Mark Liberman quoted these two passages from Mark Twain’s autobiography last month. Twain’s writing, especially in this mood, inspires in me a pang of fondness that finds an echo in my response to some of Vonnegut. Not so strange, I guess.
From Mark Twain’s autobiography
Like half of the U.S., I’ve been reading the first volume of Mark Twain’s recently-published autobiography. I’m sure that there’s some sociolinguistics in it somewhere, but for now you’ll have to be content with this rumination about discourse structure, which I present to you just in case you’re in the half that hasn’t bought the book yet:
Finally, in Florence in 1904, I hit upon the right way to do an Autobiography: start it at no particular time of your life; talk only about the thing which interests you for the moment; drop it the moment its interest threatens to pale, and turn your talk upon the new and more interesting thing that has intruded itself into your mind meantime.

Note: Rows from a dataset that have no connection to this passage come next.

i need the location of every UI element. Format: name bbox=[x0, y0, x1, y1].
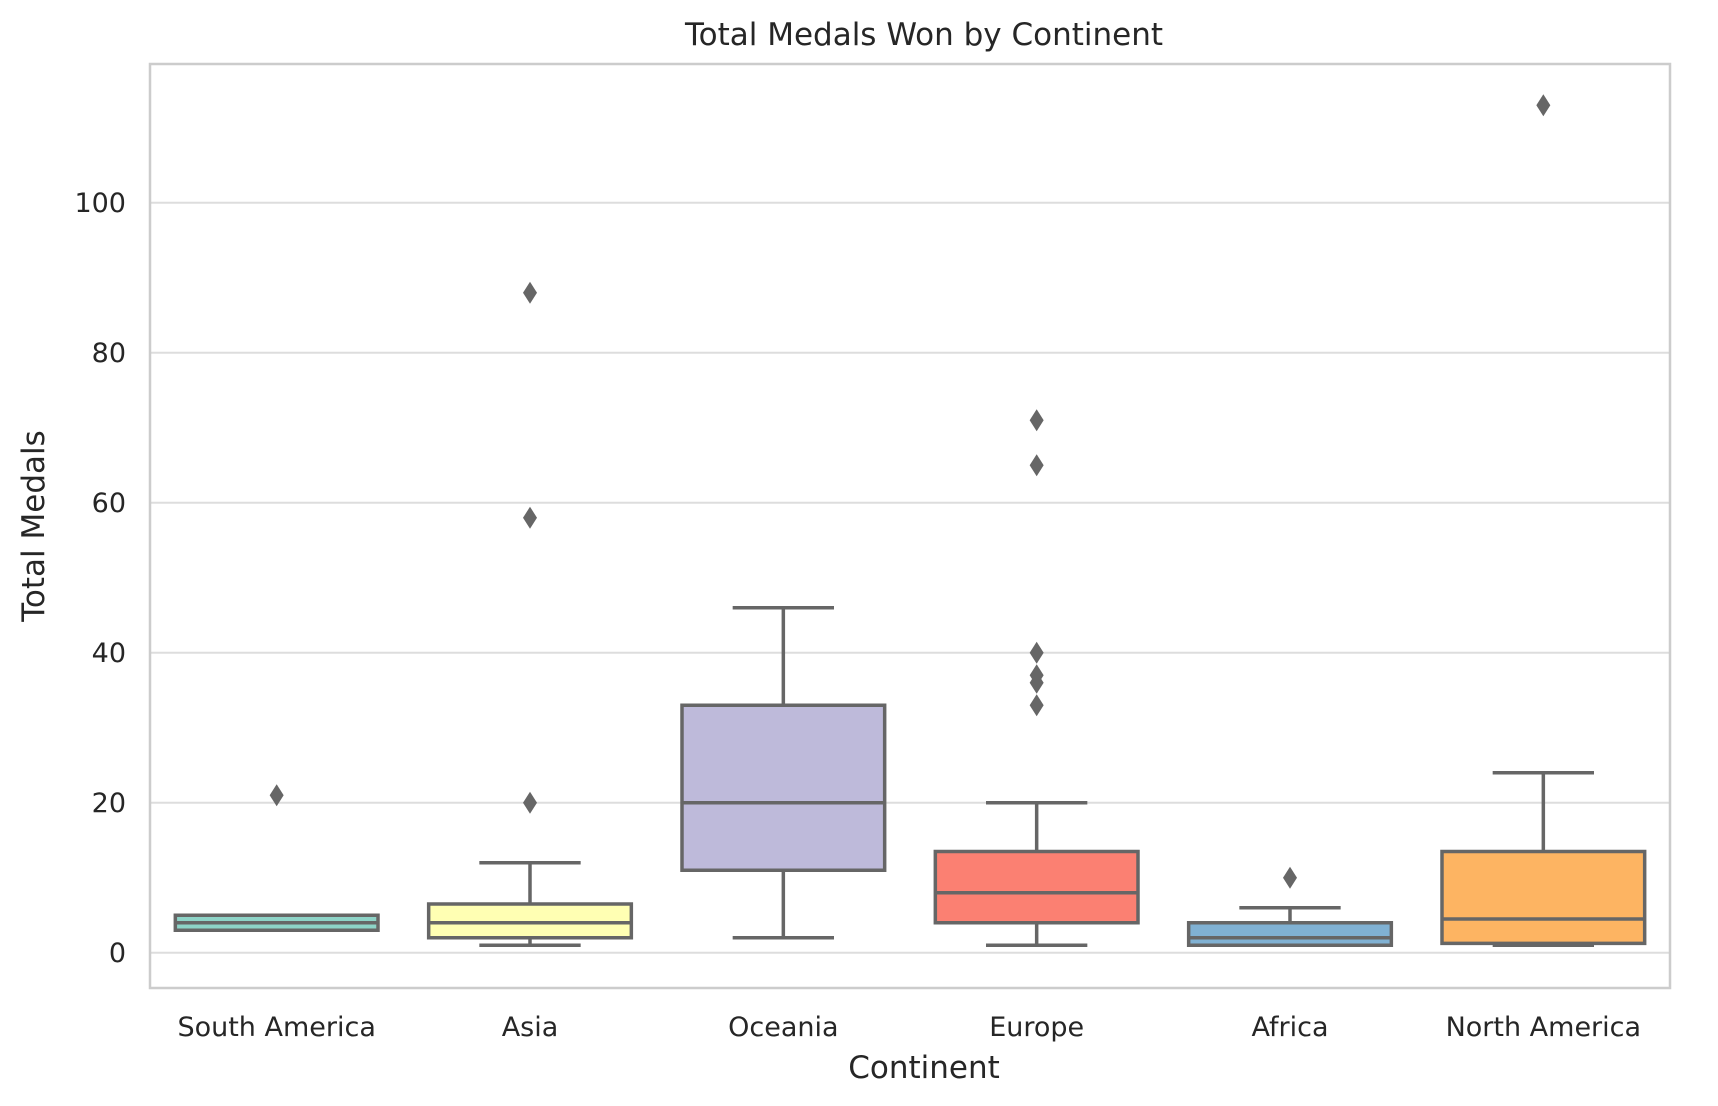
x-tick-label: Oceania bbox=[728, 1012, 838, 1043]
outlier-point bbox=[1029, 409, 1044, 432]
outlier-point bbox=[1029, 454, 1044, 477]
y-tick-label: 20 bbox=[92, 788, 126, 819]
y-tick-label: 100 bbox=[74, 188, 126, 219]
outlier-point bbox=[1029, 664, 1044, 687]
outlier-point bbox=[1029, 694, 1044, 717]
y-tick-label: 40 bbox=[92, 638, 126, 669]
plot-frame bbox=[148, 62, 1672, 990]
x-tick-label: South America bbox=[177, 1012, 375, 1043]
iqr-box bbox=[426, 902, 634, 940]
box-group bbox=[933, 409, 1140, 947]
box-group bbox=[1186, 866, 1394, 947]
x-axis-label: Continent bbox=[848, 1050, 1000, 1086]
outlier-point bbox=[1029, 641, 1044, 664]
y-tick-label: 0 bbox=[109, 938, 126, 969]
y-tick-label: 60 bbox=[92, 488, 126, 519]
box-group bbox=[426, 281, 634, 947]
outlier-point bbox=[523, 791, 537, 814]
chart-title: Total Medals Won by Continent bbox=[684, 17, 1163, 53]
y-tick-label: 80 bbox=[92, 338, 126, 369]
box-group bbox=[173, 784, 380, 932]
outlier-point bbox=[523, 281, 537, 304]
outlier-point bbox=[1536, 94, 1551, 117]
x-tick-label: Europe bbox=[989, 1012, 1084, 1043]
x-tick-label: North America bbox=[1446, 1012, 1641, 1043]
x-tick-label: Asia bbox=[502, 1012, 559, 1043]
outlier-point bbox=[1283, 866, 1297, 889]
box-group bbox=[680, 606, 887, 940]
grid-layer bbox=[150, 201, 1670, 954]
iqr-box bbox=[933, 849, 1140, 925]
outlier-point bbox=[523, 506, 537, 529]
iqr-box bbox=[680, 703, 887, 872]
y-axis-label: Total Medals bbox=[16, 430, 52, 623]
iqr-box bbox=[1440, 849, 1647, 946]
iqr-box bbox=[1186, 921, 1394, 947]
outlier-point bbox=[269, 784, 284, 807]
x-tick-label: Africa bbox=[1251, 1012, 1328, 1043]
box-layer bbox=[173, 94, 1647, 947]
box-group bbox=[1440, 94, 1647, 947]
tick-layer: 0 20 40 60 80 100 South America Asia Oceania Euro… bbox=[74, 188, 1641, 1043]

Also, make the narrative a combined Diary and Autobiography. In this way you have the vivid things of the present to make a contrast with memories of like things in the past, and these contrasts have a charm which is all their own. No talent is required to make a combined Diary and Autobiography interesting.
And so, I have found the right plan. It makes my labor amusement — mere amusement, play, pastime, and wholly effortless. It is the first time in history that the right plan has been hit upon.
This is also the right plan for successful blogging, in my experience.
OK, one more quotation:
For many years I believed that I remembered helping my grandfather drink his whisky toddy when I was six weeks old, but I do not tell about that any more, now; I am grown old, and my memory is not as active as it used to be. When I was younger I could remember anything, whether it had happened or not; but my faculties are decaying, now, and soon I shall be so I cannot remember any but the latter. It is sad to go to pieces like this, but we all have to do it.